Comme nous le savons par des décennies de recherche en psychologie sociale, beaucoup d'entre nous sont beaucoup trop inattentifs à la puissance de la situation dans nos interactions quotidiennes. (Pour un blog génial qui explore la portée et les implications de cette tendance dans divers domaines tels que le droit, la politique, les affaires, etc., consultez Situationniste.) Et il semble que cette tendance ne soit amplifiée que lorsque nous opérons dans les confins confortables de nos propres mondes professionnels.
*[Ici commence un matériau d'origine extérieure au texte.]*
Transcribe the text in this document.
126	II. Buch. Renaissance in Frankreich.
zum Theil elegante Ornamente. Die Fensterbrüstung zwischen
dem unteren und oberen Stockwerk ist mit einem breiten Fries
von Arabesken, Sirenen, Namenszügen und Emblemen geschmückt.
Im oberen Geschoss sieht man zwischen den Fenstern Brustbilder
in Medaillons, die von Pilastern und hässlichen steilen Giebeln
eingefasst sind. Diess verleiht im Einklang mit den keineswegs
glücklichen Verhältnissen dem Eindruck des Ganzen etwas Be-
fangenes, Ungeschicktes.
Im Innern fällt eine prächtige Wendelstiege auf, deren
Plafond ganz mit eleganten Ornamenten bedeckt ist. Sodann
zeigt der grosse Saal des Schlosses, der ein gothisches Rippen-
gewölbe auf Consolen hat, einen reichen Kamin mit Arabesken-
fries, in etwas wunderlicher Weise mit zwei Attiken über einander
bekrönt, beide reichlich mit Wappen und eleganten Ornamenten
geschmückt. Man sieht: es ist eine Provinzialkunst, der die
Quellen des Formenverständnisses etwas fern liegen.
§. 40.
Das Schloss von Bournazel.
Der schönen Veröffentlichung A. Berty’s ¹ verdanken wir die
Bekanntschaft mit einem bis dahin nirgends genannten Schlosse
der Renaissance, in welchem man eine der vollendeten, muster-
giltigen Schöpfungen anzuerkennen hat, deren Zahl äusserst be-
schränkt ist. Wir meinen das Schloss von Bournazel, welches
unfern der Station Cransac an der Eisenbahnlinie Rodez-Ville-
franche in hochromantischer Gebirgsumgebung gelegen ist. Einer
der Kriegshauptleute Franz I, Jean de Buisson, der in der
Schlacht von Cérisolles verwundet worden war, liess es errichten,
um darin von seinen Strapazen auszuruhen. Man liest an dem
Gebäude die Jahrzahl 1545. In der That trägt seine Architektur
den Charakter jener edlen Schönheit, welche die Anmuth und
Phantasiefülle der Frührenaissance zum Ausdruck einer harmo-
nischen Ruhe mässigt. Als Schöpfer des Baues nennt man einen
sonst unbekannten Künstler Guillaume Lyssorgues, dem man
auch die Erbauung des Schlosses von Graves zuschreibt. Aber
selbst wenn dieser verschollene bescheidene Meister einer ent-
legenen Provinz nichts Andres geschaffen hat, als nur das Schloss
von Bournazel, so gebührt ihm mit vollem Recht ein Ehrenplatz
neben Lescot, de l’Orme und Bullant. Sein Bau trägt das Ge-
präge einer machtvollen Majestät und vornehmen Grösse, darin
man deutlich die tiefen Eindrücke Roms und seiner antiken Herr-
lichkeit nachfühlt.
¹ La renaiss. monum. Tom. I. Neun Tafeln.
Bien sûr, la prescription de mon beau-père peut aussi s'appliquer aux relations professionnelles dans la direction opposée. L'élève s'indigne que son professeur n'ait pas répondu à un courriel dans les trois heures serait bien avisé de considérer que les 99 autres étudiants de la classe pourraient faire des demandes simultanées d'attention personnelle. Le voyageur d'avion pourrait bénéficier de la réalisation que ce commis particulier au bureau de bagage perdu n'est pas la personne qui a envoyé ses sacs à Austin au lieu de Boston. Il faudrait que le patient approche de sa troisième heure d'attente aux urgences pour reconnaître que, si douloureux soit-il, un homme qui se casse deux doigts en frappant une balle molle ne nécessite pas une attention médicale aussi rapide que le nouveau-né de 7 ans. une fille qui souffre d'une crise d'asthme, même s'il est à peu près certain que ce dernier n'est qu'un faussaire. Etc.

Les facteurs situationnels exercent une influence puissante sur nos interactions quotidiennes. Nous serions tous bien servis pour prendre le temps de nous arrêter, de les remarquer et de les méditer plus souvent. Cela nous donne une meilleure compréhension de la nature humaine, nous offre des opportunités de croissance personnelle et nous permet de retourner la situation sur des situations autrement menaçantes. Moi? J'ai une nouvelle tenue en tête pour enseigner ma première conférence à l'automne – une johnnie fraîchement sortie du sac. Cette fois-ci à double nœud, cependant.